In July of 1932, the expanded water system is credited with saving the Dean and Gowen building on Main Street after a fire was discovered near midnight by E.B. Stapleton and his son, Junior, in the large building. Damage still amounted to $10,000 but most of the building and contents were saved when volunteer firemen used the new water system for water to put out the flames.
In September of 1931, the tireless Thompson suggested expanding the city limits to include nearly three hundred more people that lived just outside the boundaries. A referendum was held and was approved by the voters. Along with the expanded city limits came a new, updated charter for the city. Thompson’s city administration is still remembered as being among the most progressive in the history of the city.
A Methodist, and member of his church’s Official Board, a Mason and Shriner, Thompsons received his 50-year membership pin from the Folkston Masonic Lodge in December 1968. Thompson was also a member of the Sons of the American Revolution.
On April 4, 1973, William Daniel Thompson died in a Jacksonville, Fla. hospital. Survivors included his wife, Vera, three daughters, Kathryn Wildes, Mary Jean Lancaster and Willette Maddox.
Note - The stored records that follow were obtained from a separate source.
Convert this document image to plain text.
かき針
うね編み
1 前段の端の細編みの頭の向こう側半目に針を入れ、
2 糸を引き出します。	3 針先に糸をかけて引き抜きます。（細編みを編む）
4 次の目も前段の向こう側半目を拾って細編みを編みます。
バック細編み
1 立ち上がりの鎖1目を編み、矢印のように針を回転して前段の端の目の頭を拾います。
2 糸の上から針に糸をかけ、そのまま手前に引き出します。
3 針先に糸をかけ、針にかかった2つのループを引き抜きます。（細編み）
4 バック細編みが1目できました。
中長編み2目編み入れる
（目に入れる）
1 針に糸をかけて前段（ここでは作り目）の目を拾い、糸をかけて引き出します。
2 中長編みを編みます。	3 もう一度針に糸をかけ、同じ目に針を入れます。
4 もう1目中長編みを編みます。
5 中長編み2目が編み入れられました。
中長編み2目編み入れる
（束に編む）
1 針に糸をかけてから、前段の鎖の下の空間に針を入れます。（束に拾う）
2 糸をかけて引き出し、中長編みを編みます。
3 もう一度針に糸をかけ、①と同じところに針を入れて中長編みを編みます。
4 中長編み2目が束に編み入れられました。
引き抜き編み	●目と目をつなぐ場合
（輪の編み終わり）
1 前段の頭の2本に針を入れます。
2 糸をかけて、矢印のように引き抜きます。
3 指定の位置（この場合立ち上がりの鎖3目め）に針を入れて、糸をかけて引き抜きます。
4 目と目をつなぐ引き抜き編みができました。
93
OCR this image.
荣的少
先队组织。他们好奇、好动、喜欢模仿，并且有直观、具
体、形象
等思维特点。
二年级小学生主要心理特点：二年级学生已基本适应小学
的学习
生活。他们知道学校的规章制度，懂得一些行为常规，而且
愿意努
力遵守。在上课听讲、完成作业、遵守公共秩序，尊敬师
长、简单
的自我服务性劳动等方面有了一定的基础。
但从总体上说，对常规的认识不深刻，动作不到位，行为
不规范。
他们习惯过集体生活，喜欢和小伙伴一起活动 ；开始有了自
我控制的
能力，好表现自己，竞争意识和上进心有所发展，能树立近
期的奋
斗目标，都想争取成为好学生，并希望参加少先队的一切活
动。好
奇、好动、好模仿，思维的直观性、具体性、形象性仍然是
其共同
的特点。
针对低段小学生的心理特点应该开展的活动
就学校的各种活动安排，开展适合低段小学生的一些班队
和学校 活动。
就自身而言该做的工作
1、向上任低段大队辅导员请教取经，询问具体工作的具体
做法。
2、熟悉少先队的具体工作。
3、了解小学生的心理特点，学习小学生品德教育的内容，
His widow, Vera, died five years later, on January 12, 1978. The two are buried in Folkston’s Pineview Cemetery.
Bill Thompson, as he was called by friends his age, resembled Winston Churchill still more in his later years…the way he carried himself became even more regal…his love of the Studebaker automobile and the gentle and courteous manner with which he served his customers…became his trademark. He gave all the energy and talent he possessed toward the development and progress of the City of Folkston and Charlton County. He will be remembered for his contributions for almost fifty years to his chosen home town and county and for the many necessities he instituted, taken for granted today, but which came at a terrible price in the early thirties. He assured for himself a prominent chapter in the history of Folkston and Charlton County.